I mean doesn't S.D = 1, only coves 50% of the data? shouldn't we use S.D = 3? where 99.95% of sampling data was covered instead? When we centroid our data, we've already lost some information, so why then do we still use S.D =1?

can someone explain it to me! thanks!

2. May 25, 2010

### EnumaElish

You don't set sd =1 because you standardize the mean.

The reason for sd = 1 is because, as part of standardization, you are dividing each data point with the actual sd.

3. May 26, 2010

### Philip Wong

can you explained it more on what you mean?
I understand up to the point, where we use s.d. = 1 because that would give us the actual variation of the sample from the population (i.e. it got something to do with z-score). But does it have to be 1? or it could be any number up till and including s.d.=3?

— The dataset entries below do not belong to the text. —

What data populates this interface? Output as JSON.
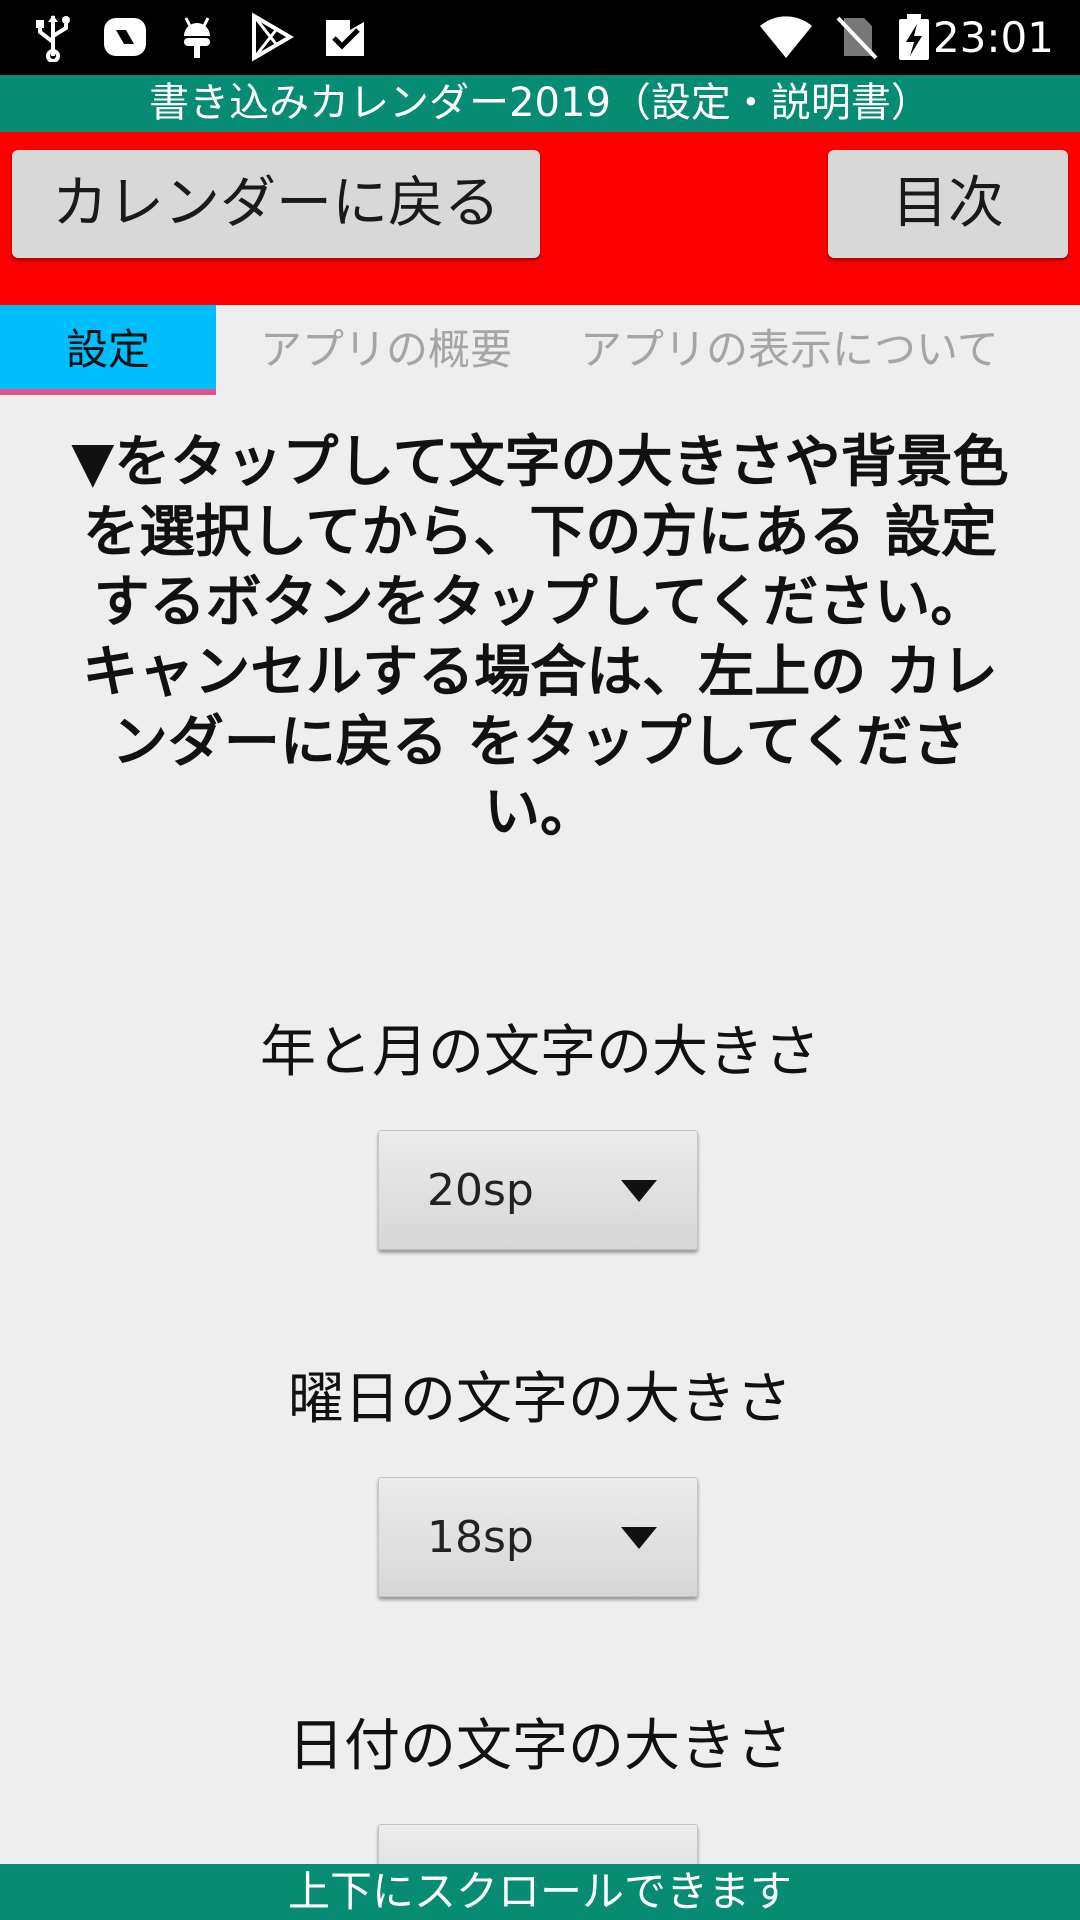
{
  "status_bar": {
    "icons": [
      "usb-icon",
      "chat-bubble-icon",
      "android-debug-icon",
      "play-store-icon",
      "task-check-icon",
      "wifi-icon",
      "no-sim-icon",
      "battery-charging-icon"
    ],
    "time": "23:01"
  },
  "title_bar": {
    "title": "書き込みカレンダー2019（設定・説明書）"
  },
  "toolbar": {
    "back_label": "カレンダーに戻る",
    "toc_label": "目次",
    "background": "#ff0000"
  },
  "tabs": [
    {
      "label": "設定",
      "active": true
    },
    {
      "label": "アプリの概要",
      "active": false
    },
    {
      "label": "アプリの表示について",
      "active": false
    }
  ],
  "instruction": {
    "lines": [
      "▼をタップして文字の大きさや背景色",
      "を選択してから、下の方にある 設定",
      "するボタンをタップしてください。",
      "キャンセルする場合は、左上の カレ",
      "ンダーに戻る をタップしてくださ",
      "い。"
    ]
  },
  "settings": [
    {
      "label": "年と月の文字の大きさ",
      "value": "20sp"
    },
    {
      "label": "曜日の文字の大きさ",
      "value": "18sp"
    },
    {
      "label": "日付の文字の大きさ",
      "value": ""
    }
  ],
  "bottom_bar": {
    "text": "上下にスクロールできます"
  },
  "colors": {
    "accent_green": "#078b72",
    "active_tab": "#00bfff",
    "tab_indicator": "#e8508a"
  }
}
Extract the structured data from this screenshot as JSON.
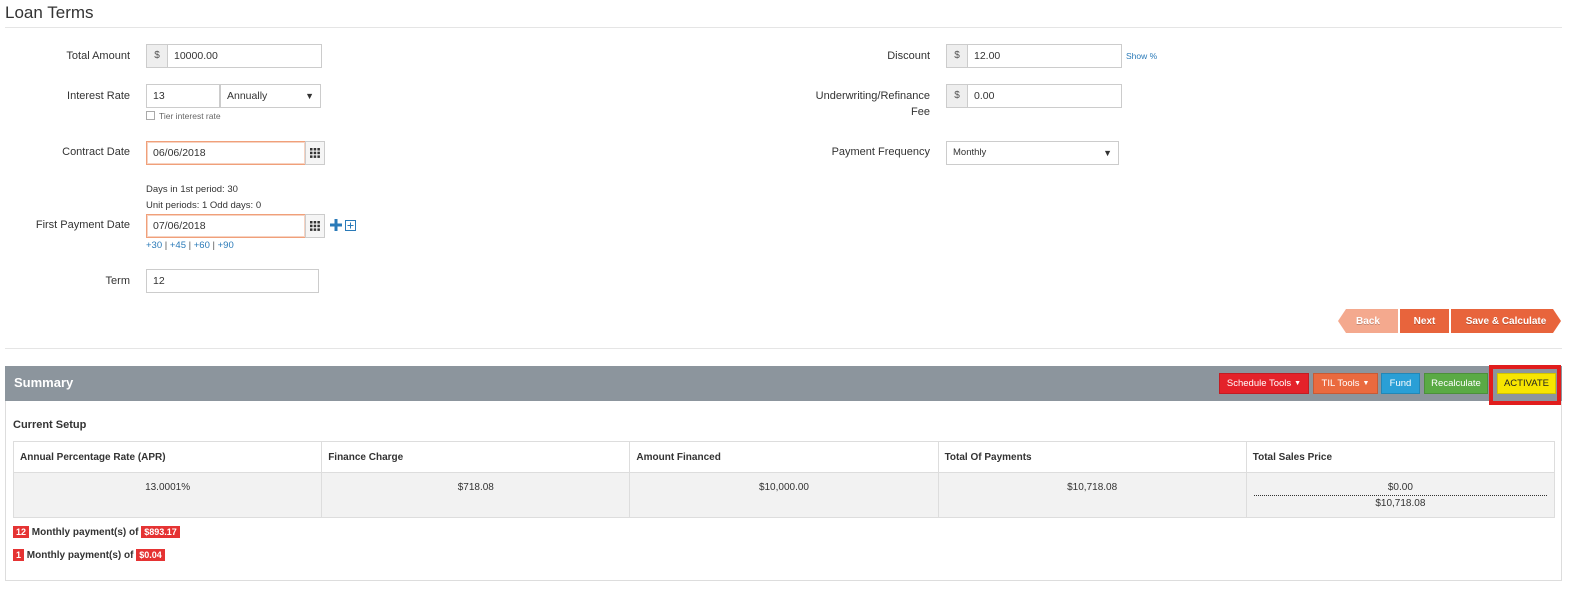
{
  "page": {
    "title": "Loan Terms"
  },
  "form": {
    "total_amount": {
      "label": "Total Amount",
      "prefix": "$",
      "value": "10000.00"
    },
    "interest_rate": {
      "label": "Interest Rate",
      "value": "13",
      "period": "Annually",
      "tier_label": "Tier interest rate"
    },
    "contract_date": {
      "label": "Contract Date",
      "value": "06/06/2018"
    },
    "period_info": {
      "days_first": "Days in 1st period: 30",
      "unit_periods": "Unit periods: 1 Odd days: 0"
    },
    "first_payment_date": {
      "label": "First Payment Date",
      "value": "07/06/2018",
      "quick_links": [
        "+30",
        "+45",
        "+60",
        "+90"
      ]
    },
    "term": {
      "label": "Term",
      "value": "12"
    },
    "discount": {
      "label": "Discount",
      "prefix": "$",
      "value": "12.00",
      "show_pct": "Show %"
    },
    "underwriting_fee": {
      "label_line1": "Underwriting/Refinance",
      "label_line2": "Fee",
      "prefix": "$",
      "value": "0.00"
    },
    "payment_frequency": {
      "label": "Payment Frequency",
      "value": "Monthly"
    }
  },
  "nav": {
    "back": "Back",
    "next": "Next",
    "save": "Save & Calculate"
  },
  "summary": {
    "title": "Summary",
    "buttons": {
      "schedule_tools": "Schedule Tools",
      "til_tools": "TIL Tools",
      "fund": "Fund",
      "recalculate": "Recalculate",
      "activate": "ACTIVATE"
    },
    "current_setup": "Current Setup",
    "columns": [
      "Annual Percentage Rate (APR)",
      "Finance Charge",
      "Amount Financed",
      "Total Of Payments",
      "Total Sales Price"
    ],
    "values": [
      "13.0001%",
      "$718.08",
      "$10,000.00",
      "$10,718.08"
    ],
    "sales_price_top": "$0.00",
    "sales_price_bottom": "$10,718.08",
    "payments": [
      {
        "count": "12",
        "text": "Monthly payment(s) of",
        "amount": "$893.17"
      },
      {
        "count": "1",
        "text": "Monthly payment(s) of",
        "amount": "$0.04"
      }
    ]
  },
  "colors": {
    "accent_orange": "#e8643c",
    "schedule_red": "#e4222a",
    "til_orange": "#ea6a3f",
    "fund_blue": "#2a9fd6",
    "recalc_green": "#5aaa45",
    "activate_yellow": "#f7e500",
    "highlight_red": "#e11d1d"
  }
}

let say if we could use any s.d., I'm aware that with a higher s.d. it gives us a smaller z score, correct? meaning it has lesser variation between sample and population, correct?

the reason I came to this conclusion is because, z = (mean - mu)/sigma

4. May 26, 2010

### EnumaElish

z = (data point - mu)/sigma for any data point, and for any linear combination of data points. Since "mean" (sample average) is a linear combination of the data points, the same formula applies to the sample average.

In general if the variance of a random variable X (read: data points) is V then the variance of bX + a is Vb^2, where a and b are constants (make the substitutions a = -mu/sigma and b = 1/sigma). Since sd is the sqrt of variance, it follows that sd of z has to be 1.